Saturday, September 11, 2010

Nine years on

I feel somewhat obligated to do some sort of a 9/11-themed post here.  I don't have anything in particular to add about the political or moral lessons of that day -- others have done this far better than I could.

I consider myself fortunate that I didn't know anyone who died that day.  Strangely, one of the memories that lingers with me is the time my grandfather took me to lunch at Windows on the World, the restaurant at the top of One World Trade Center, probably in 1979 or 1980, when I was around ten years old.  I can still remember sipping cocoa and watching the city far, far below. We were just two of the probably hundreds of thousands of people who ate there during the restaurant's 25-year existence, but it was a special treat for me at the time.  It is unsettling to me that I am the only thing remaining from that event.

3 comments:

Anonymous said...

Another way to think of it is that the steel from WotW is probably still out there in the world, made into a bunch of cars, or in people's homes as a bunch of cans, or more ominously built into the hull of LPD-21.

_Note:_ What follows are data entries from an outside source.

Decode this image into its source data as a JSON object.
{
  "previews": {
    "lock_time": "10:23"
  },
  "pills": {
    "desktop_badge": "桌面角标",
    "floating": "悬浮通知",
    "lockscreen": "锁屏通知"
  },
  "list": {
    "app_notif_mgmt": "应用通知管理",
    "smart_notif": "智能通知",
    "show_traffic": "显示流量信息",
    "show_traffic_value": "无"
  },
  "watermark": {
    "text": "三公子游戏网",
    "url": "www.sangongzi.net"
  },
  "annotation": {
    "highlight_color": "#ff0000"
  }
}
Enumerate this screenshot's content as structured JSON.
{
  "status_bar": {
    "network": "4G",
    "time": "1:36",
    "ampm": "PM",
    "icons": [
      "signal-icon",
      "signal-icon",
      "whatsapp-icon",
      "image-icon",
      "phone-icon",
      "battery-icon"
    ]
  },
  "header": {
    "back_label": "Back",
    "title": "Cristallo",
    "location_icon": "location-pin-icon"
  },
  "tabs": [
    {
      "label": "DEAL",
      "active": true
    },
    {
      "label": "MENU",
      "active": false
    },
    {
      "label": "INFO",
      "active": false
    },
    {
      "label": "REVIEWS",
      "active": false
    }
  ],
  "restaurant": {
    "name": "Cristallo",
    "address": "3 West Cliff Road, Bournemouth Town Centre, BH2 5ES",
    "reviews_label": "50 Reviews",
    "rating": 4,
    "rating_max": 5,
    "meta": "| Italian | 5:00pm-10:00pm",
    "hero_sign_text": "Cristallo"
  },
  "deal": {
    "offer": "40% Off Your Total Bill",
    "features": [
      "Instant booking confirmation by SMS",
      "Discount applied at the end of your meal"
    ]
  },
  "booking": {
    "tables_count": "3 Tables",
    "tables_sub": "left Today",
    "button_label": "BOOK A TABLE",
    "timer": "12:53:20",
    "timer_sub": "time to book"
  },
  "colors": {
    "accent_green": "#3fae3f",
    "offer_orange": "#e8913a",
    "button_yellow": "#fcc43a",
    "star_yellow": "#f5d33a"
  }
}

Anyway, the place itself isn't really gone. It's just doing other work.

marc said...

Interesting story. When I was in NY a few weeks back I happened to be on a subway car in which all the ads were for a program -- state-level, if I recall right -- for people still suffering medical or emotional problems from the event. The ads presented the program as a municipal thing, for NYers, and were posted in a NY MTA car, after all. It made me wonder if 9/11 isn't evolving into history as a NY event, and the aftermath, the wars, are the national event. I notice I think of the London Blitz as something that happened to Londoners, not something that happened to the UK's capital city. I suppose if the people on Flight 93 hadn't thwarted part of the plan, I'd think differently.

Seth Masket said...

If you'd told me 10 years ago that the WTC and the Pentagon would be hit in a massive attack, I doubt I would've predicted that the Pentagon attack would fade from public memory so quickly.